À propos du texte: "Gouvernance et démocratie"
Echange entre
Patrick
(en rouge) de l'Agora
et
S.Reboul (en vert)
Patrick:
Sylvain,
dans cette conception qui est la vôtre,
tout me semble dépendre des forces qui sont en jeu, en
l'occurence
la force des syndicats contre la force du patronat dans le cas des
entreprises.
Le problème de la non-intervention de l'Etat dans le cas des
régulations
internes à une entreprise repose entièrement sur le
pouvoir
contradictoire du syndicat concerné.
Prenons le cas de la limite de temps de travail
imposé par l'Etat. Si cette limite est abandonné aux
seuls
débats revendiquateurs du patronat et des syndicats (ce que vous
semblez suggérer), il est bien probable qu'un risque
sévère
de dérapage doive être considéré. Alors,
dites-vous,
dans un cas comme celui-ci, l'Etat devrait intervenir, pour
réguler
le conflit. Bien, mais sur quel base régulerait-il un tel
conflit,
si aucune limite légale existe? Idem pour les salaires minimaux.
Idem pour les licenciements.
Votre conception m'inspire l'idée d'un Etat composé majoritairement de psychologues spécialisés en résolution de conflits, accessoirement de quelques juristes qui se nourrissent exclusivement d'articles de jurisprudence.
J'ai moi-même de la peine à apprécier votre conception parce qu'elle me semble faire le beurre (bien gras) des économistes de tout poil mais presque toujours de droite. Nous sommes clairement rentrés aujourd'hui dans une logique de travail qui place la notion de profit au sommet de ses préoccupations, et qui (et c'est cela qui fait peur) ne s'en cache aucunement. Ce qui signifie que la valeur d'une personne est déterminée dans cette logique par sa capacité à contribuer au profit économique général. Si toute évaluation est déterminée par ce seul critère, alors la personne en tant que telle se doit de supporter la pression jusqu'à un seuil qui risque fort de dépasser la limite qu'aurait posé une loi gouvernementale, quoique encore une fois, tout dépende à nouveau de la puissance syndicale.
Mais il existe dans le cas des multinationales une pression d'un autre ordre, qui provient de cette concurrence mondiale qui est à l'origine de cette logique du profit. Une entreprise française peut être ruinée ou engloutie par une entreprise étrangère qui offre le même type de services à moindres frais. Une condition cruciale du maintien est de posséder une puissance économique suffisante pour pouvoir affronter la concurrence. Or, c'est ce besoin économique dont dépend la survie d'une entreprise qui va entraîner par un effet de retour une formidable pression sur les conditions de travail des employés, face à laquelle il est très probable que les syndicats risquent de fermer les yeux, si une limite légale n'est pas fixée.

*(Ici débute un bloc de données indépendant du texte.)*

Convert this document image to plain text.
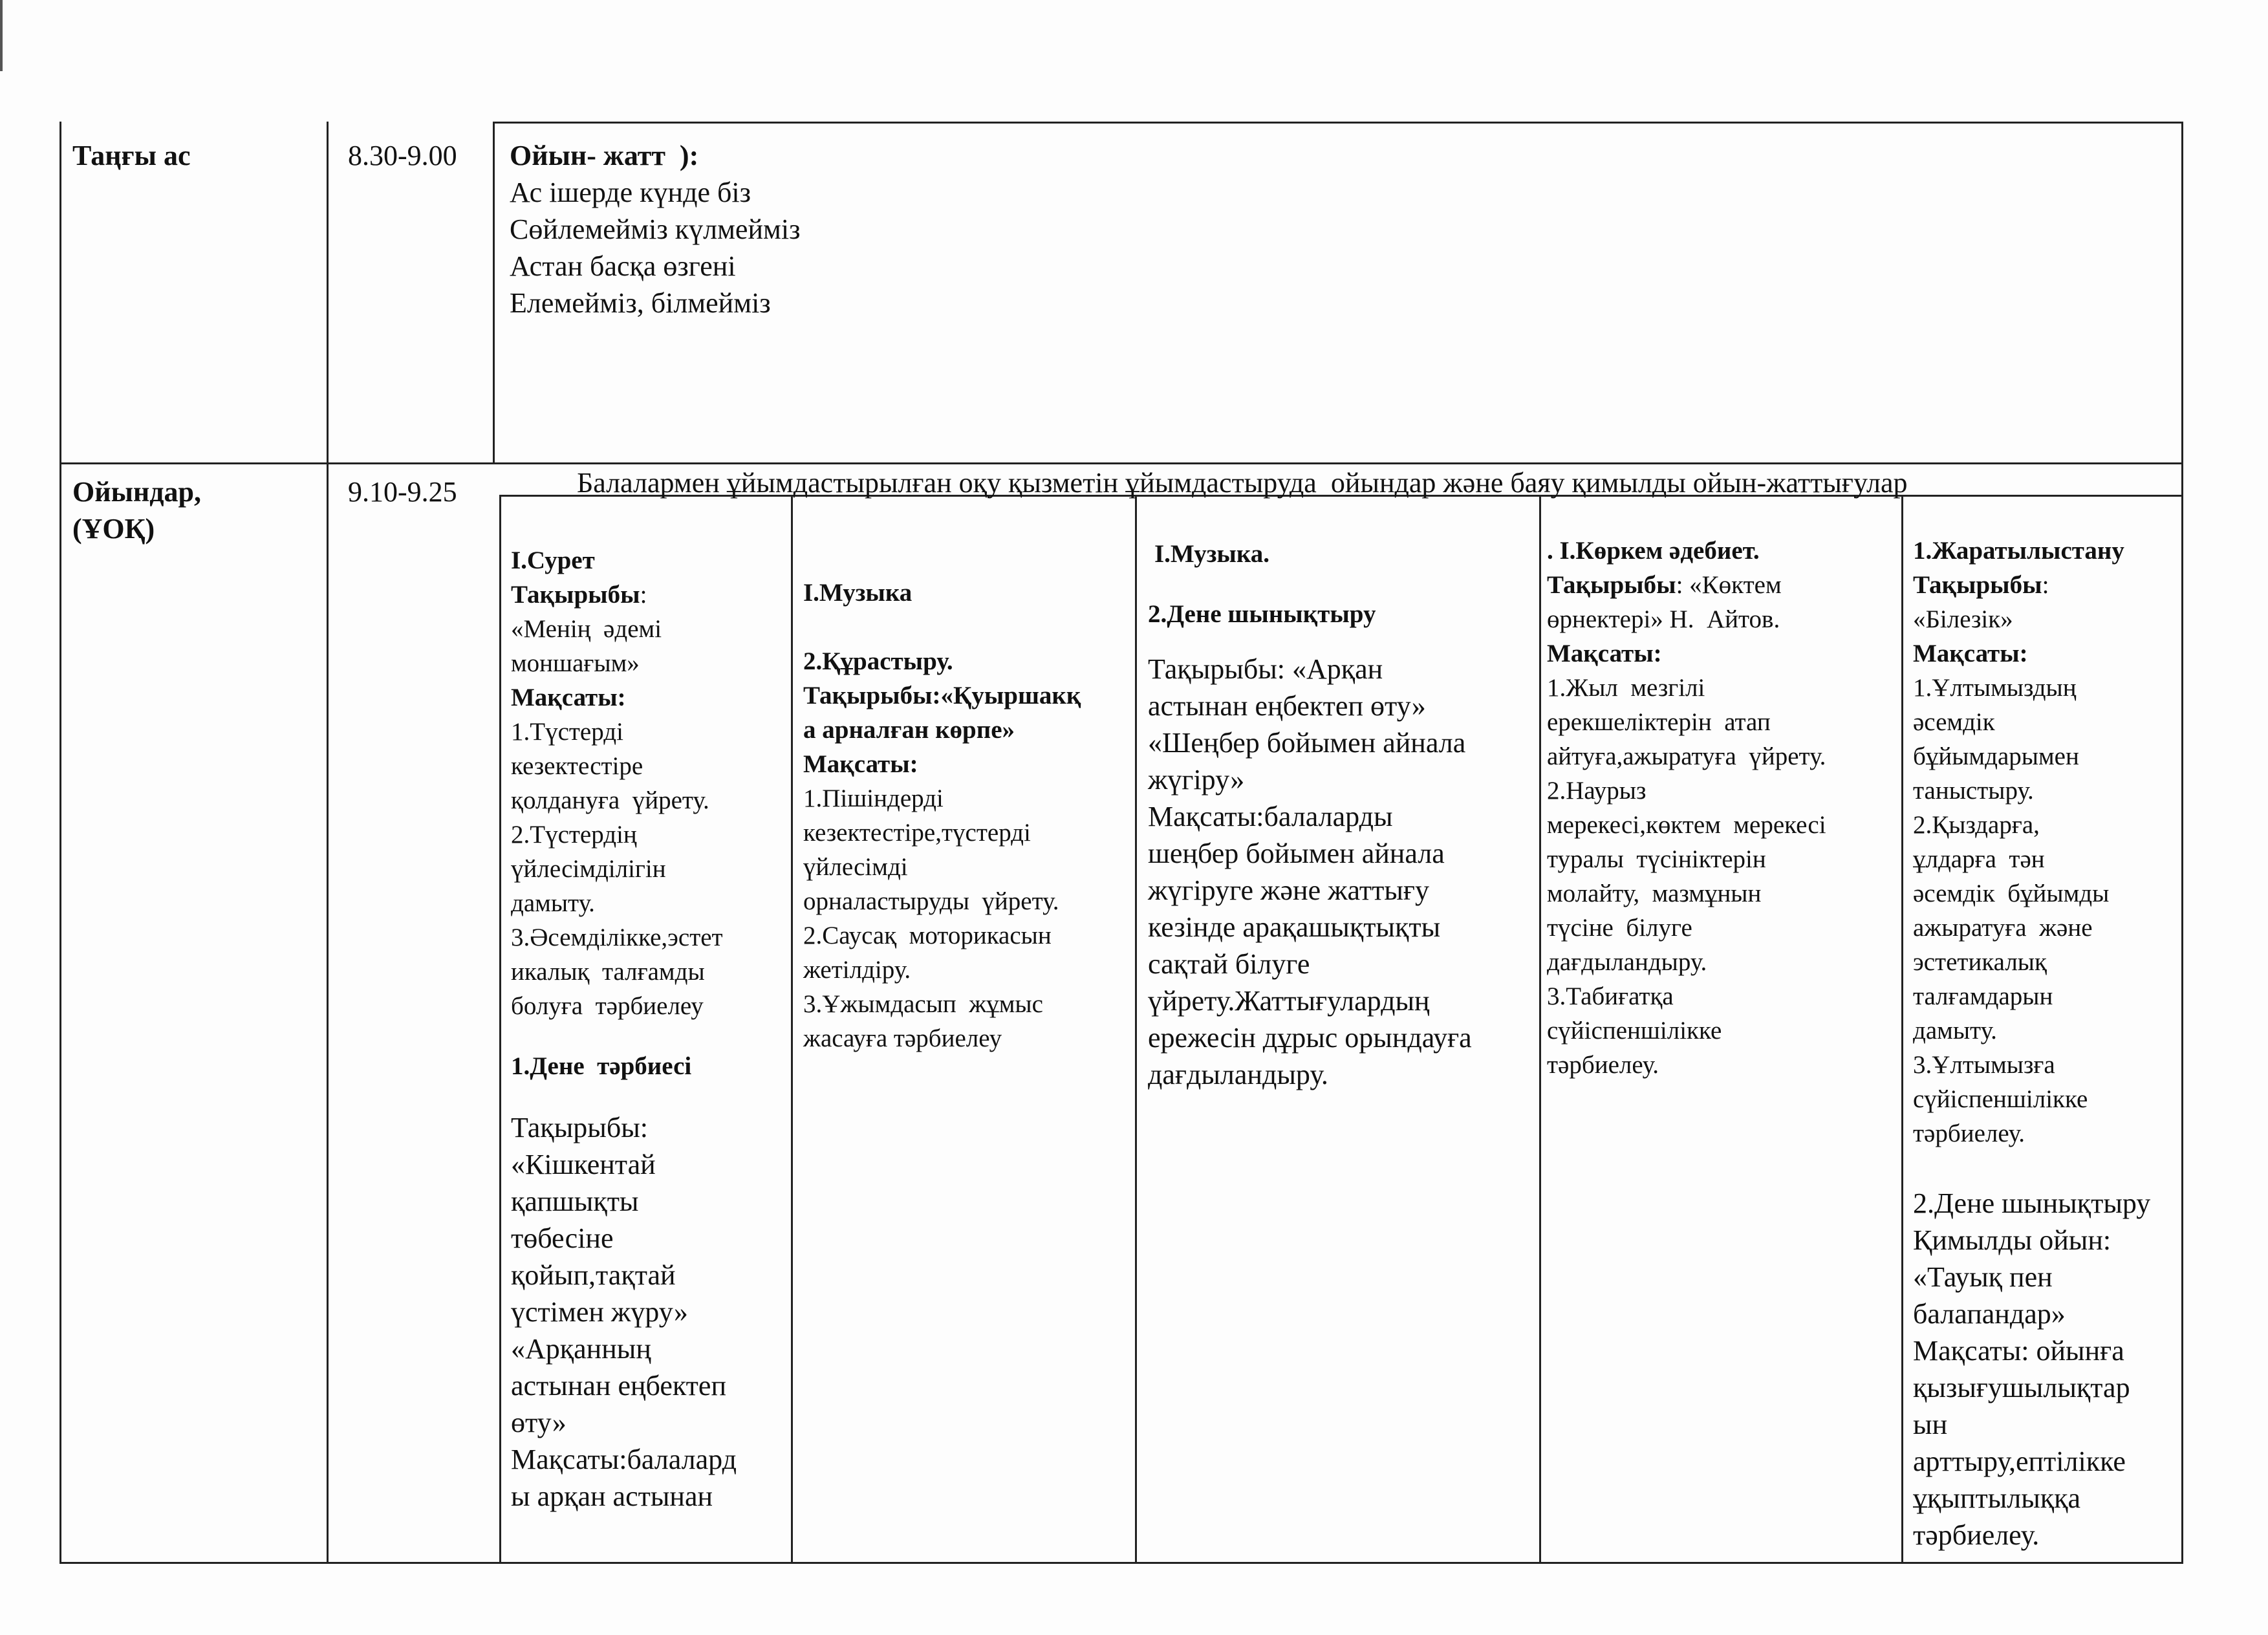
Таңғы ас	8.30-9.00 Ойын- жатт  ):
Ас ішерде күнде біз
Сөйлемейміз күлмейміз
Астан басқа өзгені
Елемейміз, білмейміз
Ойындар,
(ҰОҚ)
9.10-9.25	Балалармен ұйымдастырылған оқу қызметін ұйымдастыруда  ойындар және баяу қимылды ойын-жаттығулар
I.Сурет
Тақырыбы:
«Менің  әдемі
моншағым»
Мақсаты:
1.Түстерді
кезектестіре
қолдануға  үйрету.
2.Түстердің
үйлесімділігін
дамыту.
3.Әсемділікке,эстет
икалық  талғамды
болуға  тәрбиелеу
1.Дене  тәрбиесі
Тақырыбы:
«Кішкентай
қапшықты
төбесіне
қойып,тақтай
үстімен жүру»
«Арқанның
астынан еңбектеп
өту»
Мақсаты:балалард
ы арқан астынан
I.Музыка
2.Құрастыру.
Тақырыбы:«Қуыршакқ
а арналған көрпе»
Мақсаты:
1.Пішіндерді
кезектестіре,түстерді
үйлесімді
орналастыруды  үйрету.
2.Саусақ  моторикасын
жетілдіру.
3.Ұжымдасып  жұмыс
жасауға тәрбиелеу
I.Музыка.
2.Дене шынықтыру
Тақырыбы: «Арқан
астынан еңбектеп өту»
«Шеңбер бойымен айнала
жүгіру»
Мақсаты:балаларды
шеңбер бойымен айнала
жүгіруге және жаттығу
кезінде арақашықтықты
сақтай білуге
үйрету.Жаттығулардың
ережесін дұрыс орындауға
дағдыландыру.
. I.Көркем әдебиет.
Тақырыбы: «Көктем
өрнектері» Н.  Айтов.
Мақсаты:
1.Жыл  мезгілі
ерекшеліктерін  атап
айтуға,ажыратуға  үйрету.
2.Наурыз
мерекесі,көктем  мерекесі
туралы  түсініктерін
молайту,  мазмұнын
түсіне  білуге
дағдыландыру.
3.Табиғатқа
сүйіспеншілікке
тәрбиелеу.
1.Жаратылыстану
Тақырыбы:
«Білезік»
Мақсаты:
1.Ұлтымыздың
әсемдік
бұйымдарымен
таныстыру.
2.Қыздарға,
ұлдарға  тән
әсемдік  бұйымды
ажыратуға  және
эстетикалық
талғамдарын
дамыту.
3.Ұлтымызға
сүйіспеншілікке
тәрбиелеу.
2.Дене шынықтыру
Қимылды ойын:
«Тауық пен
балапандар»
Мақсаты: ойынға
қызығушылықтар
ын
арттыру,ептілікке
ұқыптылыққа
тәрбиелеу.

Votre conception est celle des chefs d'entreprise et des politiques de droite, car c'est à eux que va profiter l'abandon de l'Etat-Providence (réduction des coûts de production par la réduction des salaires, baisse des taxes, etc...). A la différence près que vous laissez une place à la résolution de conflits par l'Etat une fois les positions reconnues inconciliables. Ca me fait penser dans son principe à la politique humanitaire actuelle qui prend note d'un conflit dévastateur, et qui réagit alors dans l'après coup. Mais, à la différence de l'humanitaire (qui exigerait une autre dimension pour pouvoir prévenir), le politique peut dans une large mesure prévenir, si on ne le déleste pas de ce pouvoir.
Alors, qu'est ce qui vous
motive
à adopter une telle position? l'avantage que vous y voyez est la
responsabilisation
des agents civiques (encore
un argument classique de droite, que vous adoucissez). Mais
concrètement,
qu'est-ce
que cela signifie? Apprendre
dans des cours du soir à se tenir d'une certaine manière
sur sa chaise, à regarder
l'employeur d'une certaine
manière, à ne pas dire "euh...", à dire avec
conviction
"je", et ainsi de suite. Le
problème que je
perçois
est que votre conception impose une participation politique active
à
tous les membres
d'une société,
et de surcroît pour des clous. Vous parlez de la
possibilité
de la définition d'un bien commun par les
acteurs sociaux. Je pense
plutôt à l'émergence d'une rancoeur collective...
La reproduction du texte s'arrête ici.